CHP'DEN AÇIKLAMA: YETKİLİ ORGANLARIMIZLA GÖRÜŞÜLECEKTİR
Konuya ilişkin CHP'den de açıklama geldi. CHP Sözcüsü Faik Öztrak, "Diyarbakır Milletvekili Sezgin Tanrıkulu'nun, milletimizin gözbebeği Türk Silahlı Kuvvetleri'ni töhmet altında bırakan ifadeleri kabul edilemez. Bu konu yetkili organlarımızda görüşülecektir."
TANRIKULU'NDAN HAKKINDAKİ SORUŞTURMAYA İLİŞKİN AÇIKLAMA
Öte yandan Tanrıkulu, Ankara Cumhuriyet Başsavcılığı tarafından hakkında soruşturma başlatılmasına ilişkin açıklama yaptı. Sezgin Tanrıkulu açıklamasında şunları kaydetti:
"Ankara CBS hakkımda soruşturma başlatıldığını kamuoyuna duyurmuş. İki husus var; birinci olarak AKP'nin kuruluşundan önce gerçekleşmiş ve insanlığa karşı suç olduğu AİHM kararlarıyla sabit olan "Kürtlere karşı" bu ağır ihlalleri AKP milletvekillerinin ve yöneticilerinin kurumsal olarak linç kampanyası başlatmaları ve Devlette devamlılık esastır prensibi üzerinden bunu sahiplenmeleri AKP'nin derin devletin yeni sahibi olduğunun bir kez daha itirafıdır. İkinci olarak; çetelerin, uyuşturucu kaçakçılarının, rantçıların peşine düşmesi gereken Ankara CBS'nın bir tatil günü hakkımda soruşturma başlatması ve kamuoyuna duyurması da göz ardı edilmemesi gereken bir uygulamadır.
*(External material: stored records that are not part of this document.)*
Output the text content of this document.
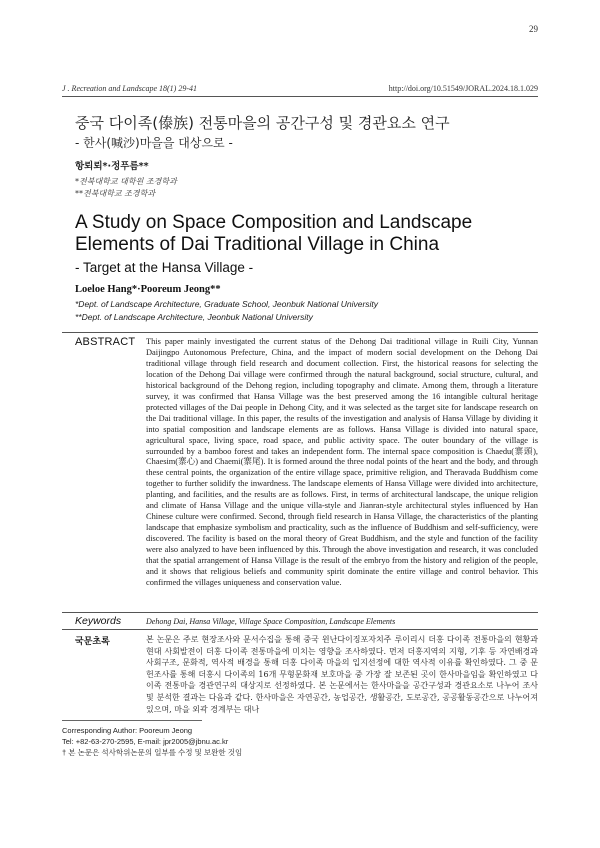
29
J . Recreation and Landscape 18(1) 29-41	http://doi.org/10.51549/JORAL.2024.18.1.029
중국 다이족(傣族) 전통마을의 공간구성 및 경관요소 연구
- 한사(喊沙)마을을 대상으로 -
항뢰뢰*·정푸름**
*전북대학교 대학원 조경학과
**전북대학교 조경학과
A Study on Space Composition and Landscape Elements of Dai Traditional Village in China
- Target at the Hansa Village -
Loeloe Hang*·Pooreum Jeong**
*Dept. of Landscape Architecture, Graduate School, Jeonbuk National University
**Dept. of Landscape Architecture, Jeonbuk National University
ABSTRACT This paper mainly investigated the current status of the Dehong Dai traditional village in Ruili City, Yunnan Daijingpo Autonomous Prefecture, China, and the impact of modern social development on the Dehong Dai traditional village through field research and document collection. First, the historical reasons for selecting the location of the Dehong Dai village were confirmed through the natural background, social structure, cultural, and historical background of the Dehong region, including topography and climate. Among them, through a literature survey, it was confirmed that Hansa Village was the best preserved among the 16 intangible cultural heritage protected villages of the Dai people in Dehong City, and it was selected as the target site for landscape research on the Dai traditional village. In this paper, the results of the investigation and analysis of Hansa Village by dividing it into spatial composition and landscape elements are as follows. Hansa Village is divided into natural space, agricultural space, living space, road space, and public activity space. The outer boundary of the village is surrounded by a bamboo forest and takes an independent form. The internal space composition is Chaedu(寨頭), Chaesim(寨心) and Chaemi(寨尾). It is formed around the three nodal points of the heart and the body, and through these central points, the organization of the entire village space, primitive religion, and Theravada Buddhism come together to further solidify the inwardness. The landscape elements of Hansa Village were divided into architecture, planting, and facilities, and the results are as follows. First, in terms of architectural landscape, the unique religion and climate of Hansa Village and the unique villa-style and Jianran-style architectural styles influenced by Han Chinese culture were confirmed. Second, through field research in Hansa Village, the characteristics of the planting landscape that emphasize symbolism and practicality, such as the influence of Buddhism and self-sufficiency, were discovered. The facility is based on the moral theory of Great Buddhism, and the style and function of the facility were also analyzed to have been influenced by this. Through the above investigation and research, it was concluded that the spatial arrangement of Hansa Village is the result of the embryo from the history and religion of the people, and it shows that religious beliefs and community spirit dominate the entire village and control behavior. This confirmed the villages uniqueness and conservation value.
Keywords	Dehong Dai, Hansa Village, Village Space Composition, Landscape Elements
국문초록	본 논문은 주로 현장조사와 문서수집을 통해 중국 윈난다이징포자치주 루이리시 더홍 다이족 전통마을의 현황과 현대 사회발전이 더홍 다이족 전통마을에 미치는 영향을 조사하였다. 먼저 더홍지역의 지형, 기후 등 자연배경과 사회구조, 문화적, 역사적 배경을 통해 더홍 다이족 마을의 입지선정에 대한 역사적 이유를 확인하였다. 그 중 문헌조사를 통해 더홍시 다이족의 16개 무형문화재 보호마을 중 가장 잘 보존된 곳이 한사마을임을 확인하였고 다이족 전통마을 경관연구의 대상지로 선정하였다. 본 논문에서는 한사마을을 공간구성과 경관요소로 나누어 조사 및 분석한 결과는 다음과 같다. 한사마을은 자연공간, 농업공간, 생활공간, 도로공간, 공공활동공간으로 나누어져 있으며, 마을 외곽 경계부는 대나
Corresponding Author: Pooreum Jeong
Tel: +82-63-270-2595, E-mail: jpr2005@jbnu.ac.kr
† 본 논문은 석사학위논문의 일부를 수정 및 보완한 것임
"ŞU AN BENİ LİNÇ ETMEYE KALKAN ZİHNİYET, 10 YIL SONRA ROBOSKİ'DE KATLİAM OLDUĞUNU SÖYLEYENLERİ DE LİNÇLEYECEK"
Geçmişteki hakikatler, şimdiki siyasi pozisyonlarınıza göre eğilip bükülemez, değiştirilemez. Aşağıda AİHM'in Türkiye'yi mahkum ettiği iki davadaki kararlarından kısa alıntılar aktarıyorum. İlkinde Ekim 1993 tarihinde Diyarbakır'ın Kulp ilçesine bağlı bir köyde 11 köylünün nasıl kaybettirildiğine ilişkin karar var. Devlet bu köylülerin helikopterle götürüldükten sonra kaybettirildiğini inkâr etmiş. Oysa kaybedilen 11 kişinin yakınları, akrabalarının helikoptere bindirildiğine tanıklar. Köylüler zorla kaybettirildi.
İkinci dava Şırnak'ın Kuşkonar ve Koçağıllı köylerinin savaş uçaklarıyla bombalanması ve 33 köylünün öldürülmesine ilişkin AİHM kararı. Bunlar benim yargılarım değil, AİHM kararları. Şu an beni linç etmeye kalkan zihniyet, on yıl sonra Roboski'de bir katliam olduğunu söyleyenleri de linç edecek. Ama hakikatler siz linç ettiğinizde de ortadan kalkmaz."